Esta obra de Walafrido goza de singular importancia en la historia de las visiones de ultratumba, por ser la primera que expone en verso tal género literario, comenzado en forma típicamente medieval por la prosa descarnada y casi apocalíptica de Gregorio el Magno. Hay en su forma un especial influjo de Virgilio, Ovidio y Prudencio. En lo que respecta al contenido, el elevado grado de cultura hace que el autor, aun manteniéndose fiel a los conceptos de la ideología de las Sagradas Escrituras (Apocalipsis), seguidos a veces en la cruda descripción de Haitón, ilumine su modelo con detalles derivados del libro VI de la Eneida (v.). La visión de Wettino ofrece además otros elementos históricos interesantes para la elaboración de tales composiciones durante el Medioevo, hasta el inmortal poema dantesco.

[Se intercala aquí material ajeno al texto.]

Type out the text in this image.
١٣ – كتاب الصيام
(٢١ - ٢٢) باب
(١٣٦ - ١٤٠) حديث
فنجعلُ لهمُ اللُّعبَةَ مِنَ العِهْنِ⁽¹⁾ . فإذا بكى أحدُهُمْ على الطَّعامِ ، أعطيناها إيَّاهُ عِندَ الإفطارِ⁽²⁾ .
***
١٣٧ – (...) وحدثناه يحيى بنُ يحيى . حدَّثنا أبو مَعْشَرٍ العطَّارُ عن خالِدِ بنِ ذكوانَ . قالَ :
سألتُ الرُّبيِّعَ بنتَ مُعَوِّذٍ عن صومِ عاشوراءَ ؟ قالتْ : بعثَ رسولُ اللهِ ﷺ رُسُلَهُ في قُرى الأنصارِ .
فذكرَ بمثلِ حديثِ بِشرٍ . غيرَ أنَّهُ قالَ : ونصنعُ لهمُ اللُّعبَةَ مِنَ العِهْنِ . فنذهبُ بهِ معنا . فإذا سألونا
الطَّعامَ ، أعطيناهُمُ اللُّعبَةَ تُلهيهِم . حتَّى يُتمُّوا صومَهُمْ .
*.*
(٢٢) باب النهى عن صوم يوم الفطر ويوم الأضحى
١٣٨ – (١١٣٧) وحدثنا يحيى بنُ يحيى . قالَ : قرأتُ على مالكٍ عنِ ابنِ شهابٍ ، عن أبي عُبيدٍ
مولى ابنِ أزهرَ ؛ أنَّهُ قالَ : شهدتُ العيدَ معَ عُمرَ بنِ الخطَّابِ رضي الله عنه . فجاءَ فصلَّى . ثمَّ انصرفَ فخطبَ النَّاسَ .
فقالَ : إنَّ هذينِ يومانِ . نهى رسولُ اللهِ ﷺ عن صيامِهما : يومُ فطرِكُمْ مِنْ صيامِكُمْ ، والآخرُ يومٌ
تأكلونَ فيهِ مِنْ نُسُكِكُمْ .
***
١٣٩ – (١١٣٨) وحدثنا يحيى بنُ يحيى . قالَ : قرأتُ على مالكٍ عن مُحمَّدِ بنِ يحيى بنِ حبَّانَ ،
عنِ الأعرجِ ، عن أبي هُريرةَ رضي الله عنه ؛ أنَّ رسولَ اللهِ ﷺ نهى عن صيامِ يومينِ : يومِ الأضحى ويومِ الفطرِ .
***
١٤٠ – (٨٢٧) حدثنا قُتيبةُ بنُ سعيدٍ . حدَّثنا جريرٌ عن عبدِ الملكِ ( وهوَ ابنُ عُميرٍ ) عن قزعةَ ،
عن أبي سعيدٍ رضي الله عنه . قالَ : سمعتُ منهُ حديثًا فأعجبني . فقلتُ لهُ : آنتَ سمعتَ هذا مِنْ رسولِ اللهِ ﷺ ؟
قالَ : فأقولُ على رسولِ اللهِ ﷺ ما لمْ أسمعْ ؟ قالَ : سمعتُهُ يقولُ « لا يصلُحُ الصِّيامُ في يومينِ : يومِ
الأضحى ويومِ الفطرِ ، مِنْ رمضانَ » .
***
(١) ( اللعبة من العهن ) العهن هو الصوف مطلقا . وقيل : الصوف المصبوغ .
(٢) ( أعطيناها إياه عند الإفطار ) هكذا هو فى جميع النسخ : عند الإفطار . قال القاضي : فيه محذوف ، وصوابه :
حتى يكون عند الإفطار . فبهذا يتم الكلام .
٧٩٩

Notemos que, a diferencia de las precedentes obras, en ésta la distinción de los tres reinos es clara, y es posible hallar en determinados tormentos una pena relacionada con la culpa. En el purgatorio se señala a un monje encerrada en una arca de plomo porque durante su vida ávido de dinero, había tenido un gran cofre de encina para sus ilícitas y excesivas ganancias; de la misma manera el lujurioso Carlomagno es castigado también con su propio pecado: un animal le roe los órganos genitales. Estas alusiones, francas o veladas, a personajes poderosos que existieron realmente, y las ásperas y libres invectivas del ángel o del poeta contra monjes y religiosas, sacerdotes y funcionarios, son las que dan a esta composición escolástica su tono de firme y airada vivacidad.